Yemekler konusunda da ciddi rahatsızlıklar yaşıyoruz. Mesela yemeklerinin maliyetini düşürmek için haftanın yarısında masadan yeterince doymadan kalkıyoruz. Zorunlu mesaiye kaldığımız zaman simit poğaça yerine yemek ve sağlıklı menüler verilebilir. Bu tamamen ucuza mal etmek için. Biz karnımız doymadan zorunlu çalıştırılıyoruz. Ôğlen yemeği ile akşam yemeği arasında ciddi şekilde fark var. Sebebi ise müdürler ve üst düzey yöneticiler. Gece verilen kahvaltı kalitesiz ve yetersiz gelmektedir ve bu konuda sendikanın hiçbir şekilde bu konuya müdahil olmaması genel olarak ciddi şekilde rahatsızlık veriyor. Kalitesiz menüler işçilere sunuluyor.
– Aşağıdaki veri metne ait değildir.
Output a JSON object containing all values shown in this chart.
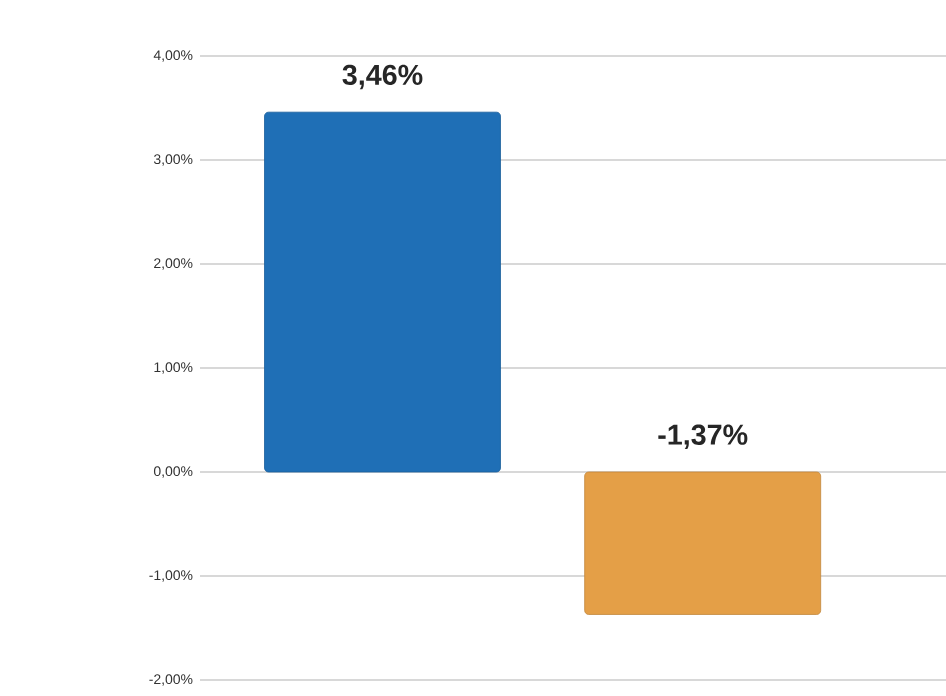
{
  "chart_data": {
    "type": "bar",
    "categories": [
      null,
      null
    ],
    "values": [
      3.46,
      -1.37
    ],
    "colors": [
      "#1f6fb6",
      "#e49f47"
    ],
    "value_labels": [
      "3,46%",
      "-1,37%"
    ],
    "ylim": [
      -2,
      4
    ],
    "yticks": [
      {
        "value": -2,
        "label": "-2,00%"
      },
      {
        "value": -1,
        "label": "-1,00%"
      },
      {
        "value": 0,
        "label": "0,00%"
      },
      {
        "value": 1,
        "label": "1,00%"
      },
      {
        "value": 2,
        "label": "2,00%"
      },
      {
        "value": 3,
        "label": "3,00%"
      },
      {
        "value": 4,
        "label": "4,00%"
      }
    ],
    "grid": "y"
  }
}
Tüm bu sebeplerden dolayı işe alınan personel çalışma ortamına bakarak yılını doldurmadan işten ayrılıyor ve fabrikada personel sıkıntısı yaşıyoruz. 2 veya 3 kişinin yapacağı işi bir kişiye yaptırılıyor. Öz Gıda-İş bu konuyu hiç bir şekilde üstlenmiyor. 

Bur de sendika tarafında etkinliklerin tümü ücrete tabi tutuluyor.
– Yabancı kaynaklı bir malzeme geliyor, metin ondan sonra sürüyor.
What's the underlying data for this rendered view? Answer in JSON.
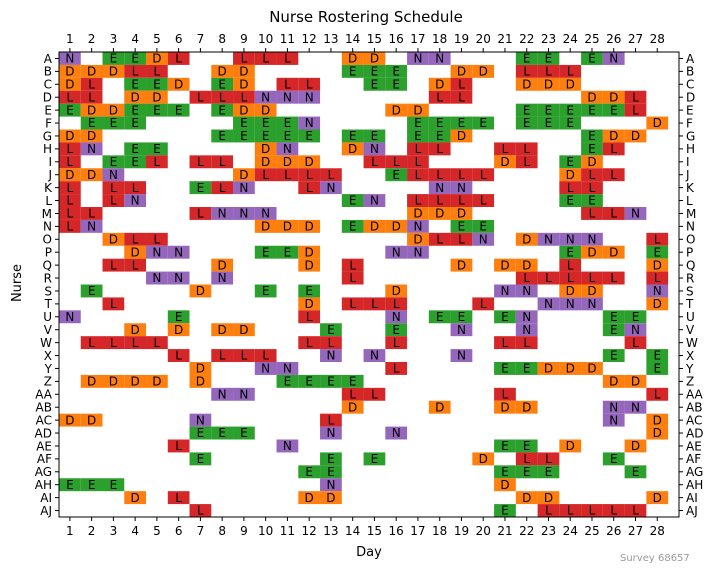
{
  "chart_data": {
    "type": "heatmap",
    "title": "Nurse Rostering Schedule",
    "xlabel": "Day",
    "ylabel": "Nurse",
    "days": [
      1,
      2,
      3,
      4,
      5,
      6,
      7,
      8,
      9,
      10,
      11,
      12,
      13,
      14,
      15,
      16,
      17,
      18,
      19,
      20,
      21,
      22,
      23,
      24,
      25,
      26,
      27,
      28
    ],
    "nurses": [
      "A",
      "B",
      "C",
      "D",
      "E",
      "F",
      "G",
      "H",
      "I",
      "J",
      "K",
      "L",
      "M",
      "N",
      "O",
      "P",
      "Q",
      "R",
      "S",
      "T",
      "U",
      "V",
      "W",
      "X",
      "Y",
      "Z",
      "AA",
      "AB",
      "AC",
      "AD",
      "AE",
      "AF",
      "AG",
      "AH",
      "AI",
      "AJ"
    ],
    "colors": {
      "D": "#ff7f0e",
      "E": "#2ca02c",
      "L": "#d62728",
      "N": "#9467bd"
    },
    "grid": false,
    "schedule": {
      "A": {
        "1": "N",
        "3": "E",
        "4": "E",
        "5": "D",
        "6": "L",
        "9": "L",
        "10": "L",
        "11": "L",
        "14": "D",
        "15": "D",
        "17": "N",
        "18": "N",
        "22": "E",
        "23": "E",
        "25": "E",
        "26": "N"
      },
      "B": {
        "1": "D",
        "2": "D",
        "3": "D",
        "4": "L",
        "5": "L",
        "8": "D",
        "9": "D",
        "14": "E",
        "15": "E",
        "16": "E",
        "19": "D",
        "20": "D",
        "22": "L",
        "23": "L",
        "24": "L"
      },
      "C": {
        "1": "D",
        "2": "L",
        "4": "E",
        "5": "E",
        "6": "D",
        "8": "E",
        "9": "D",
        "11": "L",
        "12": "L",
        "15": "E",
        "16": "E",
        "18": "D",
        "19": "L",
        "22": "D",
        "23": "D",
        "24": "D"
      },
      "D": {
        "1": "L",
        "2": "L",
        "4": "D",
        "5": "D",
        "7": "L",
        "8": "L",
        "9": "L",
        "10": "N",
        "11": "N",
        "12": "N",
        "18": "L",
        "19": "L",
        "25": "D",
        "26": "D",
        "27": "L"
      },
      "E": {
        "1": "E",
        "2": "D",
        "3": "D",
        "4": "E",
        "5": "E",
        "6": "E",
        "8": "E",
        "9": "D",
        "10": "D",
        "16": "D",
        "17": "D",
        "22": "E",
        "23": "E",
        "24": "E",
        "25": "E",
        "26": "E",
        "27": "L"
      },
      "F": {
        "2": "E",
        "3": "E",
        "4": "E",
        "9": "E",
        "10": "E",
        "11": "E",
        "12": "N",
        "17": "E",
        "18": "E",
        "19": "E",
        "20": "E",
        "22": "E",
        "23": "E",
        "24": "E",
        "28": "D"
      },
      "G": {
        "1": "D",
        "2": "D",
        "8": "E",
        "9": "E",
        "10": "E",
        "11": "E",
        "12": "E",
        "14": "E",
        "15": "E",
        "17": "E",
        "18": "E",
        "19": "D",
        "25": "E",
        "26": "D",
        "27": "D"
      },
      "H": {
        "1": "L",
        "2": "N",
        "4": "E",
        "5": "E",
        "10": "D",
        "11": "N",
        "14": "D",
        "15": "N",
        "17": "L",
        "18": "L",
        "21": "L",
        "22": "L",
        "25": "E",
        "26": "L"
      },
      "I": {
        "1": "L",
        "3": "E",
        "4": "E",
        "5": "L",
        "7": "L",
        "8": "L",
        "10": "D",
        "11": "D",
        "12": "D",
        "15": "L",
        "16": "L",
        "17": "L",
        "21": "D",
        "22": "L",
        "24": "E",
        "25": "D"
      },
      "J": {
        "1": "D",
        "2": "D",
        "3": "N",
        "9": "D",
        "10": "L",
        "11": "L",
        "12": "L",
        "13": "L",
        "16": "E",
        "17": "L",
        "18": "L",
        "19": "L",
        "20": "L",
        "24": "D",
        "25": "L",
        "26": "L"
      },
      "K": {
        "1": "L",
        "3": "L",
        "4": "L",
        "7": "E",
        "8": "L",
        "9": "N",
        "12": "L",
        "13": "N",
        "18": "N",
        "19": "N",
        "24": "L",
        "25": "L"
      },
      "L": {
        "1": "L",
        "3": "L",
        "4": "N",
        "14": "E",
        "15": "N",
        "17": "L",
        "18": "L",
        "19": "L",
        "20": "L",
        "24": "E",
        "25": "E"
      },
      "M": {
        "1": "L",
        "2": "L",
        "7": "L",
        "8": "N",
        "9": "N",
        "10": "N",
        "17": "D",
        "18": "D",
        "19": "D",
        "25": "L",
        "26": "L",
        "27": "N"
      },
      "N": {
        "1": "L",
        "2": "N",
        "10": "D",
        "11": "D",
        "12": "D",
        "14": "E",
        "15": "D",
        "16": "D",
        "17": "N",
        "19": "E",
        "20": "E"
      },
      "O": {
        "3": "D",
        "4": "L",
        "5": "L",
        "17": "D",
        "18": "L",
        "19": "L",
        "20": "N",
        "22": "D",
        "23": "N",
        "24": "N",
        "25": "N",
        "28": "L"
      },
      "P": {
        "4": "D",
        "5": "N",
        "6": "N",
        "10": "E",
        "11": "E",
        "12": "D",
        "16": "N",
        "17": "N",
        "24": "E",
        "25": "D",
        "26": "D",
        "28": "E"
      },
      "Q": {
        "3": "L",
        "4": "L",
        "8": "D",
        "12": "D",
        "14": "L",
        "19": "D",
        "21": "D",
        "22": "D",
        "24": "L",
        "28": "D"
      },
      "R": {
        "5": "N",
        "6": "N",
        "8": "N",
        "14": "L",
        "22": "L",
        "23": "L",
        "24": "L",
        "25": "L",
        "26": "L",
        "28": "L"
      },
      "S": {
        "2": "E",
        "7": "D",
        "10": "E",
        "12": "E",
        "16": "D",
        "21": "N",
        "22": "N",
        "24": "D",
        "25": "D",
        "28": "N"
      },
      "T": {
        "3": "L",
        "12": "D",
        "14": "L",
        "15": "L",
        "16": "L",
        "20": "L",
        "23": "N",
        "24": "N",
        "25": "N",
        "28": "D"
      },
      "U": {
        "1": "N",
        "6": "E",
        "12": "L",
        "16": "N",
        "18": "E",
        "19": "E",
        "21": "E",
        "22": "N",
        "26": "E",
        "27": "E"
      },
      "V": {
        "4": "D",
        "6": "D",
        "8": "D",
        "9": "D",
        "13": "E",
        "16": "E",
        "19": "N",
        "22": "N",
        "26": "E",
        "27": "N"
      },
      "W": {
        "2": "L",
        "3": "L",
        "4": "L",
        "5": "L",
        "12": "L",
        "13": "L",
        "16": "L",
        "21": "L",
        "22": "L",
        "27": "L"
      },
      "X": {
        "6": "L",
        "8": "L",
        "9": "L",
        "10": "L",
        "13": "N",
        "15": "N",
        "19": "N",
        "26": "E",
        "28": "E"
      },
      "Y": {
        "7": "D",
        "10": "N",
        "11": "N",
        "16": "L",
        "21": "E",
        "22": "E",
        "23": "D",
        "24": "D",
        "25": "D",
        "28": "E"
      },
      "Z": {
        "2": "D",
        "3": "D",
        "4": "D",
        "5": "D",
        "7": "D",
        "11": "E",
        "12": "E",
        "13": "E",
        "14": "E",
        "26": "D",
        "27": "D"
      },
      "AA": {
        "8": "N",
        "9": "N",
        "14": "L",
        "15": "L",
        "21": "L",
        "28": "L"
      },
      "AB": {
        "14": "D",
        "18": "D",
        "21": "D",
        "22": "D",
        "26": "N",
        "27": "N"
      },
      "AC": {
        "1": "D",
        "2": "D",
        "7": "N",
        "13": "L",
        "26": "N",
        "28": "D"
      },
      "AD": {
        "7": "E",
        "8": "E",
        "9": "E",
        "13": "N",
        "16": "N",
        "28": "D"
      },
      "AE": {
        "6": "L",
        "11": "N",
        "21": "E",
        "22": "E",
        "24": "D",
        "27": "D"
      },
      "AF": {
        "7": "E",
        "13": "E",
        "15": "E",
        "20": "D",
        "22": "L",
        "23": "L",
        "26": "E"
      },
      "AG": {
        "12": "E",
        "13": "E",
        "21": "E",
        "22": "E",
        "23": "E",
        "27": "E"
      },
      "AH": {
        "1": "E",
        "2": "E",
        "3": "E",
        "13": "N",
        "21": "D"
      },
      "AI": {
        "4": "D",
        "6": "L",
        "12": "D",
        "13": "D",
        "22": "D",
        "23": "D",
        "28": "D"
      },
      "AJ": {
        "7": "L",
        "21": "E",
        "23": "L",
        "24": "L",
        "25": "L",
        "26": "L",
        "27": "L"
      }
    }
  },
  "watermark": "Survey 68657"
}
Sendikaya kesilen işçi aidatlarına rağmen işçi yararına herhangi bir düzenleme yapılamıyor. Düzenlen etkinliklerin bedeli tekrar talep ediliyor. Sendikaya kesilen 700 işçinin aidatının akıbeti hiçbir şekilde işçiye aktarılmıyor. Sendikaya sunulan sıkıntılar hiçbir şekilde çözülmüyor. Genel müdür ne derse sendika onu yapıyor ve uyguluyor. İşçilerin borçları ve kredi borçları olduğu için sendika ve işveren bunu bir koz olarak kullanıyor. Bu sebeple kimse rahatsızlığını dile getirmeye cesaret edemiyor, dile getirdiği zaman da çalışma yeri değiştiriliyor ve ağır işlerde çalıştırılıyor. Mobbing ve psikolojik baskılar yapılıyor. Biz Gebze Ülker Bisküvi Fabrikası işçileri olarak bu emek sömürgeciliği yapan sendika ve yöneticileri burada istemiyoruz. Bu düzensiz gidişata dur demek ve ücretlerin insanca yaşanacak düzeye çıkarılması için tüm Ülker işçilerini birlik olmaya çağırıyoruz. 

ÖNCEKİ HABER

Ensar’ın aklayıcısı RTÜK

SONRAKİ HABER

‘Maliyeti çok olur’ diyen başkan, bir gencin hayatı daha mı değersiz?

Sefer Selvi Karikatürleri
Evrensel Gazetesi Birinci Sayfa
Evrensel Ege Sayfaları
EVRENSEL EGE

Ege'den daha fazla haber, röportaj, mektup, analiz ve köşe yazısı...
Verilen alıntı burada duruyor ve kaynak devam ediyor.